If you provide a list of files the script is going to ask 3 logical question per each file in the list.

  • is this running? (if yes don't submit)
  • did I run this successfully? (if yes don't submit)
  • did I fail at running this? (if yes submit but show a warning)

After that the script is going to generate a corrected list witch is going to be used for the submission.

Meaning of the script arguments (keep up)

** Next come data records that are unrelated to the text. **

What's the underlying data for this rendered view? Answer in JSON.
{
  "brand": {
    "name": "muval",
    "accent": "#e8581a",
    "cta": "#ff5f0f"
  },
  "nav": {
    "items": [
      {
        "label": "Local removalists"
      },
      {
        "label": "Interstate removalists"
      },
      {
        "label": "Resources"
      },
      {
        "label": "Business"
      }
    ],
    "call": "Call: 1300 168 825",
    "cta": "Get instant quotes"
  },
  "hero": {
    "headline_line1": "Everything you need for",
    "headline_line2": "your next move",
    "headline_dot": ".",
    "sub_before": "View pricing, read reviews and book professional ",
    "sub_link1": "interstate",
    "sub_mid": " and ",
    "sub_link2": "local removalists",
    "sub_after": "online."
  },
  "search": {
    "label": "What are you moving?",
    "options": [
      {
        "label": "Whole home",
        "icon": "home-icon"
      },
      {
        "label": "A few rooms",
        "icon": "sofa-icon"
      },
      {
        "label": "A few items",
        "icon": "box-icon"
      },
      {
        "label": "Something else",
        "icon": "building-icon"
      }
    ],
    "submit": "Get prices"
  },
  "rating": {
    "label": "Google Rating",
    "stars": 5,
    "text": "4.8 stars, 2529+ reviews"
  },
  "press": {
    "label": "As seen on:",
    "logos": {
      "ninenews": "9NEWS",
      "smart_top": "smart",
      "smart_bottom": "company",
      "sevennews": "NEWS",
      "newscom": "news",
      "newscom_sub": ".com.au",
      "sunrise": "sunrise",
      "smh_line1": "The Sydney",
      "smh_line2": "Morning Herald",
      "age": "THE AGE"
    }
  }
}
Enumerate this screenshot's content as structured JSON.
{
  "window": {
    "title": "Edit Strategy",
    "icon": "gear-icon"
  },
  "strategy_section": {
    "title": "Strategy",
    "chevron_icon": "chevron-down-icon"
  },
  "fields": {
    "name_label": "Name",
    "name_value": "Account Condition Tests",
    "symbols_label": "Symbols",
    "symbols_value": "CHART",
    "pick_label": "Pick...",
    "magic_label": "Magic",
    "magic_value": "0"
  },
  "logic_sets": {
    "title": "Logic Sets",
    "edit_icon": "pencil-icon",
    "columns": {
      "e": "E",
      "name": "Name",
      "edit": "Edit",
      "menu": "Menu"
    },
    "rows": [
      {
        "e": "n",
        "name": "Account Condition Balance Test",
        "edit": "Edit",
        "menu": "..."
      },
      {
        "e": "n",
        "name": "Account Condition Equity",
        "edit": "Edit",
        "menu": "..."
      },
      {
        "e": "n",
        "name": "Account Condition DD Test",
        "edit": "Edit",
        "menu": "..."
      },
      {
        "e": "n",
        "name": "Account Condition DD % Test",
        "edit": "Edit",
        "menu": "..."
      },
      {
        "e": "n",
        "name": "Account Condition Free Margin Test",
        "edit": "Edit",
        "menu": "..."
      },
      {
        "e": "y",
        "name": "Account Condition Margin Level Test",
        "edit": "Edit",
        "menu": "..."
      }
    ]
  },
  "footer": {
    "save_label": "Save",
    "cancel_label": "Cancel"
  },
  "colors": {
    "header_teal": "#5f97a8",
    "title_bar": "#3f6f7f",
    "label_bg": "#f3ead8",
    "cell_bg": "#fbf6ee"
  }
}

-v: version of reconstruction "elm6" is the current one. 
-k: represent that is going to be a keep up submission. (if you use -k you can't use -l)
-O, -o: use root compiled in a optimize mode.
-q: allow the use of SAM Web project during the submission.

AMBROSIA_submit.sh
AMBROSIA_submit.sh is the actual reconstruction job running on the worker node

Reconstruction job error codes

Minos+ experiment has done a terrific task in clearly defining the error codes for failing reconstruction jobs. Following, you can find a list of them. This list is based on the information given by KEYGEAR script when executed with -E flag (source /grid/fermiapp/minos/minfarm/scripts/KEYGEAR_listbuilder.sh -E)

Jobs
1: Input error, usually an srm problem -- rerun
2: No output streams
3: Unable to save an output stream -- dcache or farcat/nearcat -- rerun
4: Job-Restart problem -- The job was restarted and SAMWeb had already delivered all the files.
7: Unable to locate loon script -- rerun after adding script to tar
8: Mysql server not available -- rerun
15: No asciidb files -- configuration error -- probably obsolete
90: Job runs extremely long without writing output -- killed by hand
91: Do not process -- not in measurement list -- manual entry in bad_runs
Should be caught as a suppressed run -- mostly used with atmos processing
95: Reassignment of 100 to allow roundup to flush if not to be rerun
96: Reassignment of 101 to allow roundup to flush if not to be rerun
99: Job runs extremely long and writes massive output -- killed by hand
100: Gaps in bfield database -- usually rerun after db update
101: Gaps in beam spill database -- usually rerun after db update
132: Illegal Instruction
134: Invalid Data
136: FPE
137: Killed by system or user; rerun or manually change to 90 or 99
139: SEGV